# **special offer in B&Q**



## Dansmith770 (Oct 13, 2007)

for anybody wanting to build their own Viv. 8x4 sheets of 18mm MDF is on special offer at £10 a sheet instead of £15 at the moment. If your lucky like i was they will cut it all to size for free!!

Usual price for cutting is 4 free cuts and then 50p for every other. i got 10 cuts for free. :no1:


hope this helps

Dan


----------



## BeardieKeeper (Jan 28, 2009)

Thanks for the Info - Ill be heading there tomorrow


----------



## Lisasgeckonursery (Feb 14, 2008)

Yeah i saw this, just bought 7 sheets myself bargain:2thumb:


----------



## Nitram156 (Sep 19, 2009)

i got this today, was cut perfectly to size.


----------



## reptile_man_08 (Jan 14, 2008)

Is the contiboard/melamine on offer too?


----------



## Jim2109 (Mar 30, 2009)

Dansmith770 said:


> for anybody wanting to build their own Viv. 8x4 sheets of 18mm MDF is on special offer at £10 a sheet instead of £15 at the moment. If your lucky like i was they will cut it all to size for free!!
> 
> Usual price for cutting is 4 free cuts and then 50p for every other. i got 10 cuts for free. :no1:
> 
> ...


even if they charge for the cuts, they usually just give you a piece of paper to take to the checkout. simply stick the paper in your pocket, play dumb at the counter and you never get charged. immoral maybe, but a couple of quid and a few minutes of someones time isnt hurting their profits.


----------



## Meko (Apr 29, 2007)

strangest thing about it is they've only reduced the 18mm, which is now cheaper than some of the thinner sizes,


----------



## ozyshane (Dec 17, 2008)

can anyone tell me how long this offer is going to last ?
i dont get paid til next week :whistling2:


----------



## Meko (Apr 29, 2007)

not sure to be honest but in Preston B&Q it's not labeled as reduced but the price sticker has been replaced with a £10 on.


----------



## Dansmith770 (Oct 13, 2007)

When i went in to the store in st Neots near me, they didnt even know it had been reduced, they had to check online. It is actually cheaper than thinner sizes.
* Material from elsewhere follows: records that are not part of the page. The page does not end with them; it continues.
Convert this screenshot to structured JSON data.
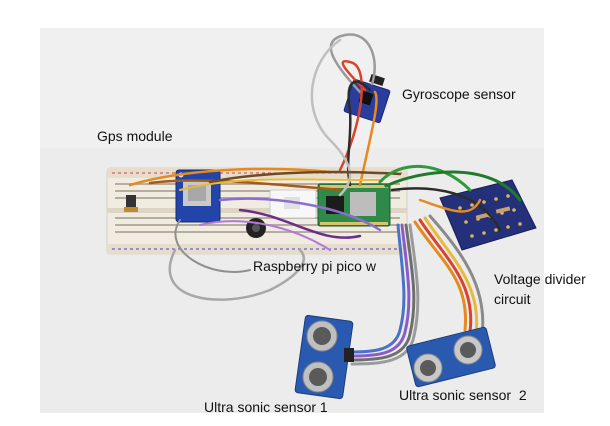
{
  "labels": {
    "gyroscope": "Gyroscope sensor",
    "gps": "Gps module",
    "pico": "Raspberry pi pico w",
    "divider_line1": "Voltage divider",
    "divider_line2": "circuit",
    "ultrasonic1": "Ultra sonic sensor 1",
    "ultrasonic2": "Ultra sonic sensor  2"
  },
  "colors": {
    "background": "#ffffff",
    "backdrop": "#eeeeee",
    "breadboard": "#f1ece2",
    "sensor_board": "#2a3d9c",
    "pico_board": "#2f8a4a"
  }
}
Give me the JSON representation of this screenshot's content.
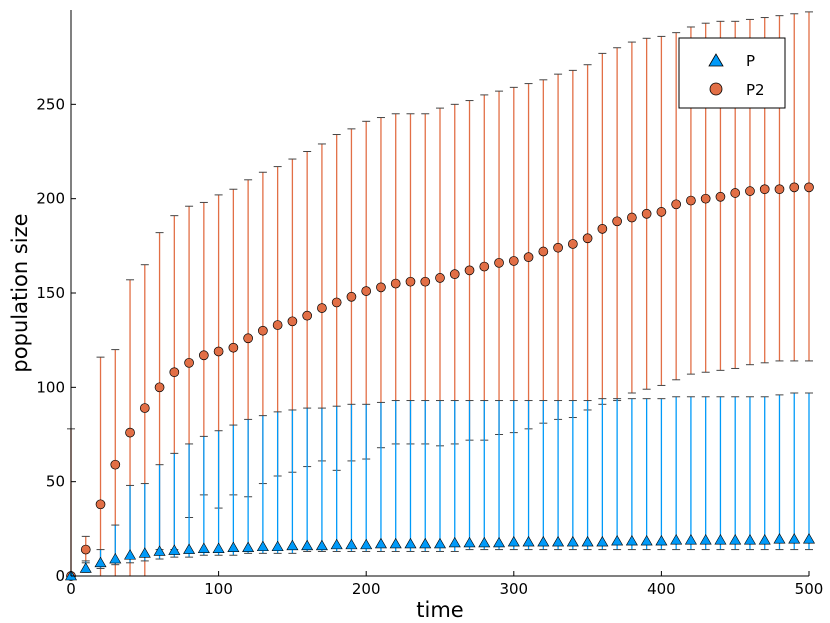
{
  "chart_data": {
    "type": "scatter",
    "xlabel": "time",
    "ylabel": "population size",
    "xlim": [
      0,
      500
    ],
    "ylim": [
      0,
      300
    ],
    "xticks": [
      0,
      100,
      200,
      300,
      400,
      500
    ],
    "yticks": [
      0,
      50,
      100,
      150,
      200,
      250
    ],
    "grid": false,
    "legend_position": "top-right",
    "x": [
      0,
      10,
      20,
      30,
      40,
      50,
      60,
      70,
      80,
      90,
      100,
      110,
      120,
      130,
      140,
      150,
      160,
      170,
      180,
      190,
      200,
      210,
      220,
      230,
      240,
      250,
      260,
      270,
      280,
      290,
      300,
      310,
      320,
      330,
      340,
      350,
      360,
      370,
      380,
      390,
      400,
      410,
      420,
      430,
      440,
      450,
      460,
      470,
      480,
      490,
      500
    ],
    "series": [
      {
        "name": "P",
        "color": "#009af9",
        "marker": "triangle",
        "values": [
          0,
          4,
          7,
          9,
          11,
          12,
          13,
          13.5,
          14,
          14.5,
          14.5,
          15,
          15,
          15.5,
          15.5,
          16,
          16,
          16,
          16.5,
          16.5,
          16.5,
          17,
          17,
          17,
          17,
          17,
          17.5,
          17.5,
          17.5,
          17.5,
          18,
          18,
          18,
          18,
          18,
          18,
          18,
          18.5,
          18.5,
          18.5,
          18.5,
          19,
          19,
          19,
          19,
          19,
          19,
          19,
          19.5,
          19.5,
          19.5
        ],
        "lower": [
          0,
          2,
          4,
          6,
          7,
          8,
          9,
          10,
          10,
          11,
          11,
          11,
          12,
          12,
          12,
          12,
          13,
          13,
          13,
          13,
          13,
          13,
          13,
          13,
          13,
          13,
          13,
          14,
          14,
          14,
          14,
          14,
          14,
          14,
          14,
          14,
          14,
          14,
          14,
          14,
          14,
          14,
          14,
          14,
          14,
          14,
          14,
          14,
          14,
          14,
          14
        ],
        "upper": [
          0,
          8,
          14,
          27,
          48,
          49,
          59,
          65,
          70,
          74,
          77,
          80,
          83,
          85,
          87,
          88,
          89,
          89,
          90,
          91,
          91,
          92,
          93,
          93,
          93,
          93,
          93,
          93,
          93,
          93,
          93,
          93,
          93,
          93,
          93,
          93,
          94,
          94,
          94,
          94,
          94,
          95,
          95,
          95,
          95,
          95,
          95,
          95,
          96,
          97,
          97
        ]
      },
      {
        "name": "P2",
        "color": "#e26f46",
        "marker": "circle",
        "values": [
          0,
          14,
          38,
          59,
          76,
          89,
          100,
          108,
          113,
          117,
          119,
          121,
          126,
          130,
          133,
          135,
          138,
          142,
          145,
          148,
          151,
          153,
          155,
          156,
          156,
          158,
          160,
          162,
          164,
          166,
          167,
          169,
          172,
          174,
          176,
          179,
          184,
          188,
          190,
          192,
          193,
          197,
          199,
          200,
          201,
          203,
          204,
          205,
          205,
          206,
          206
        ],
        "lower": [
          0,
          7,
          0,
          0,
          0,
          0,
          14,
          14,
          31,
          43,
          36,
          43,
          42,
          49,
          53,
          55,
          58,
          61,
          56,
          61,
          62,
          68,
          70,
          70,
          70,
          69,
          70,
          72,
          72,
          75,
          76,
          78,
          81,
          83,
          84,
          88,
          91,
          93,
          97,
          99,
          101,
          104,
          107,
          108,
          109,
          110,
          112,
          113,
          114,
          114,
          114
        ],
        "upper": [
          78,
          21,
          116,
          120,
          157,
          165,
          182,
          191,
          196,
          198,
          202,
          205,
          210,
          214,
          217,
          221,
          225,
          229,
          234,
          237,
          241,
          243,
          245,
          245,
          245,
          248,
          250,
          252,
          255,
          257,
          259,
          261,
          263,
          266,
          268,
          271,
          277,
          280,
          283,
          285,
          286,
          288,
          291,
          293,
          294,
          294,
          295,
          296,
          297,
          298,
          299
        ]
      }
    ]
  }
}
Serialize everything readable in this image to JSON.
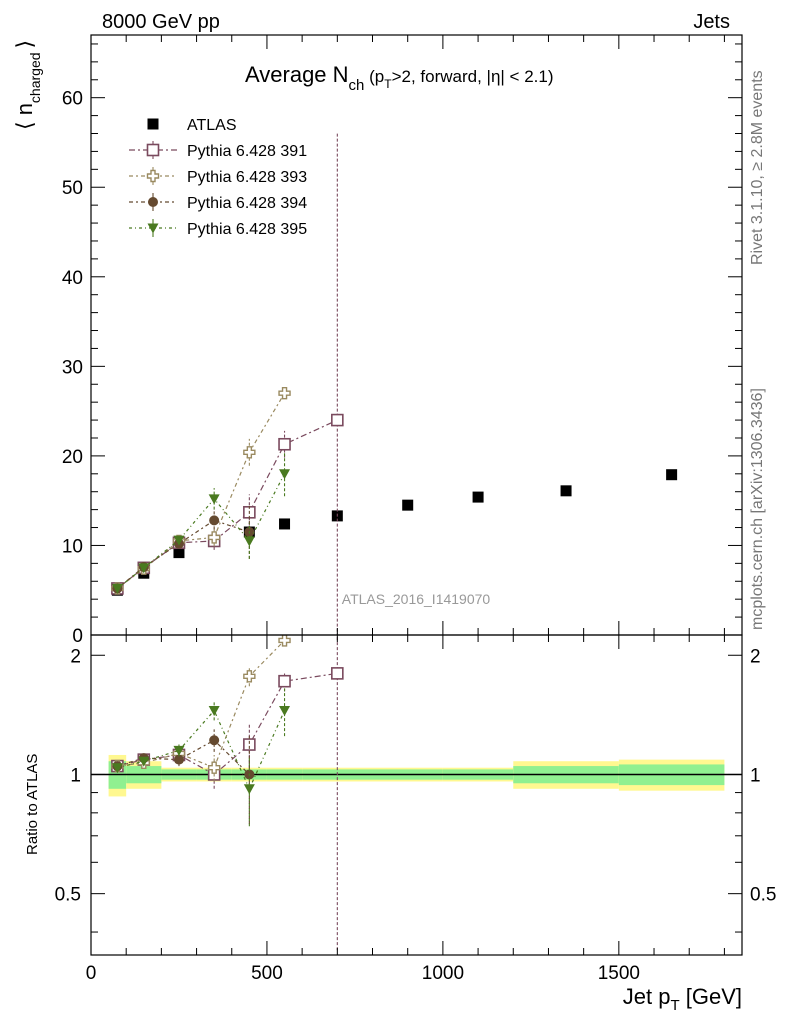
{
  "header": {
    "left": "8000 GeV pp",
    "right": "Jets"
  },
  "side_text": {
    "rivet": "Rivet 3.1.10, ≥ 2.8M events",
    "mcplots": "mcplots.cern.ch [arXiv:1306.3436]"
  },
  "chart_data": [
    {
      "type": "scatter",
      "title_main": "Average N",
      "title_sub": "ch",
      "title_rest_1": " (p",
      "title_rest_sub": "T",
      "title_rest_2": ">2, forward, |η| < 2.1)",
      "ylabel_main": "⟨ n",
      "ylabel_sub": "charged",
      "ylabel_end": "⟩",
      "watermark": "ATLAS_2016_I1419070",
      "xlim": [
        0,
        1850
      ],
      "ylim": [
        0,
        67
      ],
      "yticks": [
        0,
        10,
        20,
        30,
        40,
        50,
        60
      ],
      "series": [
        {
          "name": "ATLAS",
          "color": "#000000",
          "marker": "square-filled",
          "x": [
            75,
            150,
            250,
            350,
            450,
            550,
            700,
            900,
            1100,
            1350,
            1650
          ],
          "y": [
            5.0,
            6.9,
            9.2,
            10.5,
            11.5,
            12.4,
            13.3,
            14.5,
            15.4,
            16.1,
            17.9
          ]
        },
        {
          "name": "Pythia 6.428 391",
          "color": "#7a4a5e",
          "marker": "square-open",
          "x": [
            75,
            150,
            250,
            350,
            450,
            550,
            700
          ],
          "y": [
            5.2,
            7.5,
            10.3,
            10.5,
            13.7,
            21.3,
            24.0
          ],
          "err": [
            0.3,
            0.3,
            0.5,
            1.0,
            2.0,
            1.5,
            32.0
          ]
        },
        {
          "name": "Pythia 6.428 393",
          "color": "#9a8a60",
          "marker": "cross-open",
          "x": [
            75,
            150,
            250,
            350,
            450,
            550
          ],
          "y": [
            5.2,
            7.4,
            10.5,
            10.9,
            20.4,
            27.0
          ],
          "err": [
            0.3,
            0.3,
            0.5,
            1.0,
            1.5,
            0.5
          ]
        },
        {
          "name": "Pythia 6.428 394",
          "color": "#654a30",
          "marker": "circle-filled",
          "x": [
            75,
            150,
            250,
            350,
            450
          ],
          "y": [
            5.2,
            7.6,
            10.2,
            12.8,
            11.5
          ],
          "err": [
            0.3,
            0.3,
            0.5,
            1.0,
            3.0
          ]
        },
        {
          "name": "Pythia 6.428 395",
          "color": "#4a7a20",
          "marker": "triangle-down-filled",
          "x": [
            75,
            150,
            250,
            350,
            450,
            550
          ],
          "y": [
            5.2,
            7.5,
            10.6,
            15.2,
            10.5,
            18.0
          ],
          "err": [
            0.3,
            0.3,
            0.5,
            1.2,
            2.0,
            2.5
          ]
        }
      ]
    },
    {
      "type": "scatter",
      "ylabel": "Ratio to ATLAS",
      "xlabel_main": "Jet p",
      "xlabel_sub": "T",
      "xlabel_end": " [GeV]",
      "xlim": [
        0,
        1850
      ],
      "ylim": [
        0.35,
        2.25
      ],
      "yticks": [
        0.5,
        1,
        2
      ],
      "xticks": [
        0,
        500,
        1000,
        1500
      ],
      "bands": {
        "edges": [
          50,
          100,
          200,
          300,
          400,
          500,
          600,
          800,
          1000,
          1200,
          1500,
          1800
        ],
        "green": [
          0.08,
          0.05,
          0.03,
          0.03,
          0.03,
          0.03,
          0.03,
          0.03,
          0.03,
          0.05,
          0.06
        ],
        "yellow": [
          0.12,
          0.08,
          0.04,
          0.04,
          0.04,
          0.04,
          0.04,
          0.04,
          0.04,
          0.08,
          0.09
        ],
        "green_color": "#90f090",
        "yellow_color": "#fff890"
      },
      "series": [
        {
          "name": "Pythia 6.428 391",
          "x": [
            75,
            150,
            250,
            350,
            450,
            550,
            700
          ],
          "y": [
            1.05,
            1.09,
            1.12,
            1.0,
            1.19,
            1.72,
            1.8
          ],
          "err": [
            0.02,
            0.02,
            0.04,
            0.08,
            0.15,
            0.1,
            2.0
          ]
        },
        {
          "name": "Pythia 6.428 393",
          "x": [
            75,
            150,
            250,
            350,
            450,
            550
          ],
          "y": [
            1.05,
            1.07,
            1.13,
            1.04,
            1.77,
            2.18
          ],
          "err": [
            0.02,
            0.02,
            0.04,
            0.08,
            0.1,
            0.03
          ]
        },
        {
          "name": "Pythia 6.428 394",
          "x": [
            75,
            150,
            250,
            350,
            450
          ],
          "y": [
            1.05,
            1.1,
            1.09,
            1.22,
            1.0
          ],
          "err": [
            0.02,
            0.02,
            0.04,
            0.08,
            0.25
          ]
        },
        {
          "name": "Pythia 6.428 395",
          "x": [
            75,
            150,
            250,
            350,
            450,
            550
          ],
          "y": [
            1.04,
            1.08,
            1.15,
            1.45,
            0.92,
            1.45
          ],
          "err": [
            0.02,
            0.02,
            0.04,
            0.08,
            0.18,
            0.2
          ]
        }
      ]
    }
  ]
}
MDF is their only sheet wood that has been reduced.


----------



## herman291 (Aug 9, 2009)

is it just me then or does anybody else pinch MDF from B&Q's.

if you buying 3 or more sheets already cut,just say its 2.no one knows,no one checks at the till,even cheaper..! :gasp:


----------



## Nitram156 (Sep 19, 2009)

does anything need to be done to MDF for a beardie viv? like any covers or such?

cheers


----------



## Meko (Apr 29, 2007)

not really as a beardie viv doesn't need to be humid. The main problem you'd have with using MDF as a viv would be it not being very good with water, but as a beardie viv is dry you shouldn't have any issues.


----------



## Nitram156 (Sep 19, 2009)

okay cheers :2thumb:


----------



## Nitram156 (Sep 19, 2009)

sorry another question :blush:

would it be okay to sand down and varnish or should i just leave it?

thanks


----------



## Meko (Apr 29, 2007)

it'd be fine to varnish it although you'd need to give it a few weeks or so for the fumes to go.


----------



## yonark (May 23, 2007)

herman291 said:


> is it just me then or does anybody else pinch MDF from B&Q's.
> 
> if you buying 3 or more sheets already cut,just say its 2.no one knows,no one checks at the till,even cheaper..! :gasp:


your BAD. lol


----------



## Nitram156 (Sep 19, 2009)

okay cheers 

should have plenty of time, to wait for the glass

thanks MeKo


----------



## Simplylucy (May 22, 2009)

We made a hatchling rack with a £10 sheet yesterday.....got all our cuts for free too (handy being all girly about it and smiling sweetly)!


----------



## Meko (Apr 29, 2007)

i got 3 sheets the other day for a cabinet, ended up with 11 pieces after about 15 cuts. the lad told me about 4 times that they've clamped down on the 50p per cut rule, but i still didn't get charged for any.


----------



## simonas (Apr 12, 2008)

herman291 said:


> is it just me then or does anybody else pinch MDF from B&Q's.
> 
> if you buying 3 or more sheets already cut,just say its 2.no one knows,no one checks at the till,even cheaper..! :gasp:


ha ha but be aware that B n Q are one of the few shops who do prosecute everyone who gets caght there and there cameras are pretty good.I represent loads of people who have never been in trouble before getting caught there


----------